Alternative passaging methods to cell detachment using Accutase include Dulbecco's PBS containing 0.5mM EDTA, which does not contain _MgCl2 or _CaCl2 , and ReLeSR. Since ReLeSR selectively detaches only iPSC cells, differentiated cells remain on the plate. This makes it possible to perform selection quickly and easily in normal iPSC culture as well.

2) On the second day, gently tilt the plate to collect cell clumps in the bottom corners of the wells, remove half of the medium from the top of the wells, and add the SMAD1 inhibitor dorsomorphin (2 μM) and the SMAD2 inhibitor. Replace with fresh hPSC medium supplemented with SB431542 (10 µM). On the fourth day, this treatment is repeated.

Dorsomorphin blocks the BMP signal transduction pathway, and SB431532 blocks the TGFβ signal transduction pathway, which has been shown to improve neuron induction efficiency to more than 80% of all cells14 ^.

3) On the 5th day, gently tilt the plate and replace the medium with FGF2-free nerve induction medium (Table 2).

By day 5, cell aggregates in the form of embryoid bodies are observed. Embryoid bodies mimic the endogenous conditions under which the conversion of pluripotent hPSCs to neuroectodermal cells occurs.

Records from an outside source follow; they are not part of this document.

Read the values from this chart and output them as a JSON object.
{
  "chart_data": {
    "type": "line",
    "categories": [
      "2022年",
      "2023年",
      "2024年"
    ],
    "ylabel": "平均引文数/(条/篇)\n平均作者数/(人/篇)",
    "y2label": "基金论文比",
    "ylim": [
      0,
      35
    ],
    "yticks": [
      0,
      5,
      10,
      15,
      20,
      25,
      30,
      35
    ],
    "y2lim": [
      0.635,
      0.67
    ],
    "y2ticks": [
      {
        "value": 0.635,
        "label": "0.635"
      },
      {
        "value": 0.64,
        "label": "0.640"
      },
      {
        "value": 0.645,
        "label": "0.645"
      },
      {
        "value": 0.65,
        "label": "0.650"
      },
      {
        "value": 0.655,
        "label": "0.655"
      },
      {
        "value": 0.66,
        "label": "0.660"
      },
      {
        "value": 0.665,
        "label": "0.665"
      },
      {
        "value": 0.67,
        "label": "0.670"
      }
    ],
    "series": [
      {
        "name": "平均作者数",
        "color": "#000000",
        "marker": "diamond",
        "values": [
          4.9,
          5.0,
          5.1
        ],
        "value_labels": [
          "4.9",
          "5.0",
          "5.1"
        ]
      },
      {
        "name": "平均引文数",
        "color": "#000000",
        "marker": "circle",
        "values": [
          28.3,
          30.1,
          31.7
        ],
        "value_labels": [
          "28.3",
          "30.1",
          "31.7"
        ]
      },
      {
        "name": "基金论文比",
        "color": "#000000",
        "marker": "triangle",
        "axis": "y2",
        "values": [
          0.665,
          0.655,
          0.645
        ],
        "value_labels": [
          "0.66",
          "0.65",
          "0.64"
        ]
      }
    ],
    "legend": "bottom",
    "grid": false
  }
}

4) On day 7, transfer the embryoid bodies in neural induction medium containing FGF2 to 6 cm standard culture plates pre-coated with Matrigel or Geltrex for 1 hour at 37°C. After 24 hours, perform microscopic observation to confirm that all embryoid bodies have settled and adhered to the plate.

5) On day 8, remove half of the medium and replace with fresh neural induction medium supplemented with FGF2 without dorsomorphin. Repeat this treatment daily until days 13-17 (varies depending on the PSC cell line). On days 13-17, the first neural rosettes are formed, and later neural tube-like structures are observed. Cells contained in neural rosettes or neural tube-like structures, unlike cells at the periphery of the plate, express early neuroectodermal markers such as Pax6 and Sox1.

6) Two days after neural rosettes or neural tube-like structures are observed, detach the rosettes from the plate using a fine-tipped pipette tip and transfer to a 15 mL Falcon tube containing nerve growth medium. Care is taken to ensure that non-neuronal cells remain at the periphery of the plate to avoid inappropriate cell selection and reduce NPC purity (Figure 4).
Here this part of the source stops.